Market in Khmer treasures booming
It is a trade that is as brazen as it is shadowy and shows no sign of changing.
Despite extensive new evidence of increased threats to Cambodia's Khmer temples and pledges of government crackdowns on both sides of the border, stroll into the right shopping mall in Bangkok and you can find hundreds of Cambodian antiquities for sale under one roof.
Sandstone heads, dancers and temple guardians dating from the 12th century can be found among the more recent Burmese lacquerware and Korean sea-chests in dozens of stores inside the swanky River City complex next to some of Bangkok's top international hotels.
Fakes exist but experts warn many are disturbingly authentic.

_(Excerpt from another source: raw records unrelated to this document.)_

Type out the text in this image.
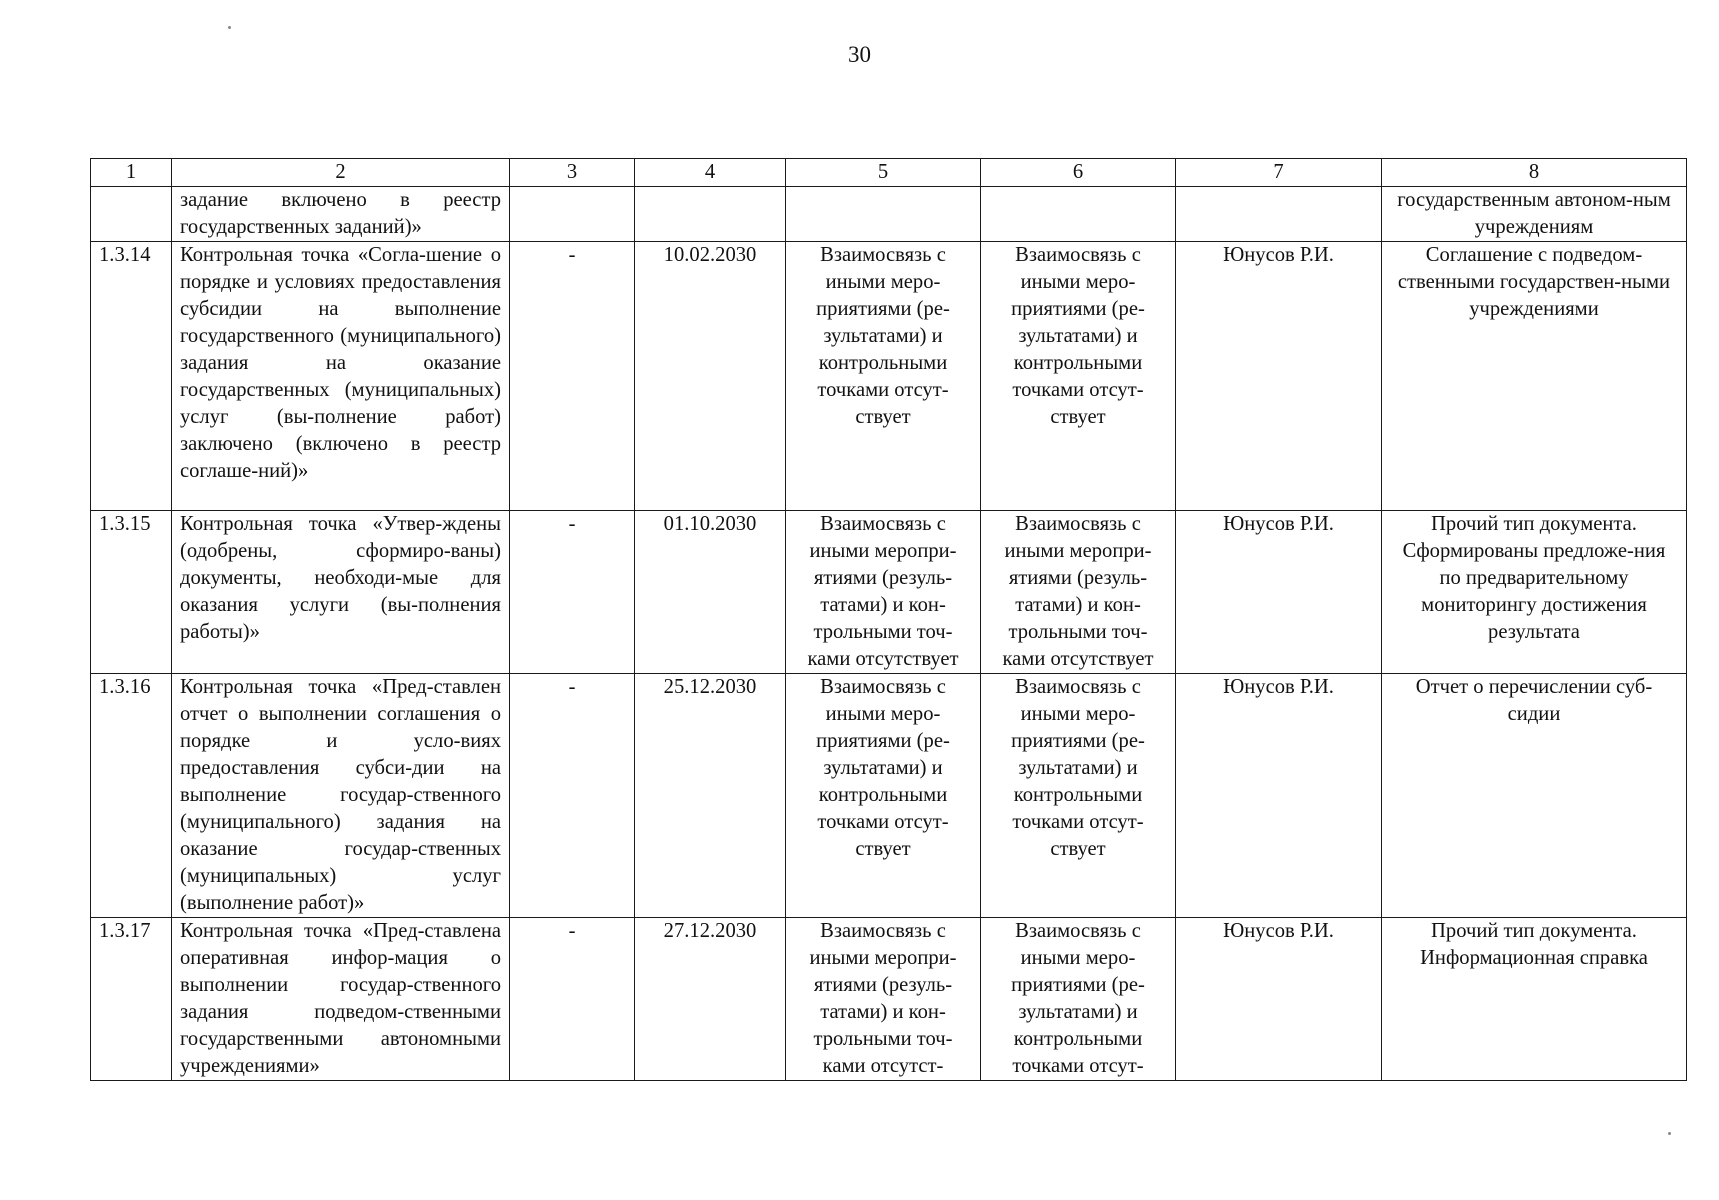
30
1	2	3	4	5	6	7	8
	задание включено в реестр государственных заданий)»						государственным автоном-ным учреждениям
1.3.14	Контрольная точка «Согла-шение о порядке и условиях предоставления субсидии на выполнение государственного (муниципального) задания на оказание государственных (муниципальных) услуг (вы-полнение работ) заключено (включено в реестр соглаше-ний)»	-	10.02.2030	Взаимосвязь с иными меро-приятиями (ре-зультатами) и контрольными точками отсут-ствует	Взаимосвязь с иными меро-приятиями (ре-зультатами) и контрольными точками отсут-ствует	Юнусов Р.И.	Соглашение с подведом-ственными государствен-ными учреждениями
1.3.15	Контрольная точка «Утвер-ждены (одобрены, сформиро-ваны) документы, необходи-мые для оказания услуги (вы-полнения работы)»	-	01.10.2030	Взаимосвязь с иными меропри-ятиями (резуль-татами) и кон-трольными точ-ками отсутствует	Взаимосвязь с иными меропри-ятиями (резуль-татами) и кон-трольными точ-ками отсутствует	Юнусов Р.И.	Прочий тип документа. Сформированы предложе-ния по предварительному мониторингу достижения результата
1.3.16	Контрольная точка «Пред-ставлен отчет о выполнении соглашения о порядке и усло-виях предоставления субси-дии на выполнение государ-ственного (муниципального) задания на оказание государ-ственных (муниципальных) услуг (выполнение работ)»	-	25.12.2030	Взаимосвязь с иными меро-приятиями (ре-зультатами) и контрольными точками отсут-ствует	Взаимосвязь с иными меро-приятиями (ре-зультатами) и контрольными точками отсут-ствует	Юнусов Р.И.	Отчет о перечислении суб-сидии
1.3.17	Контрольная точка «Пред-ставлена оперативная инфор-мация о выполнении государ-ственного задания подведом-ственными государственными автономными учреждениями»	-	27.12.2030	Взаимосвязь с иными меропри-ятиями (резуль-татами) и кон-трольными точ-ками отсутст-	Взаимосвязь с иными меро-приятиями (ре-зультатами) и контрольными точками отсут-	Юнусов Р.И.	Прочий тип документа. Информационная справка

'Don't believe what you hear, we can get this out of the country for you, no problem,' said one shop assistant confidently as he offered one smiling Angkor-period figure for 1.2 million baht (HK$255,000).
Historians and elements of the international antiques trade are looking increasingly askance at River City dealers after signs that peace on the Cambodian-Thai border is bringing new threats to 1,200 Khmer monuments hidden across the country.
'We are only dealers. We buy from brokers and we can only believe what we are told,' one shop owner said.
'It is extremely difficult to prove exactly where a piece has come from and, frankly, many in the trade are able to exploit this.' Thai police and military officials on the border insist the trade has stalled while the Government's Fine Arts Department imposes a strict and complex licensing procedure for exports.
Department sources say they are aware their 'best efforts' are often not enough to stop the trade, warning of extensive use of false documentation.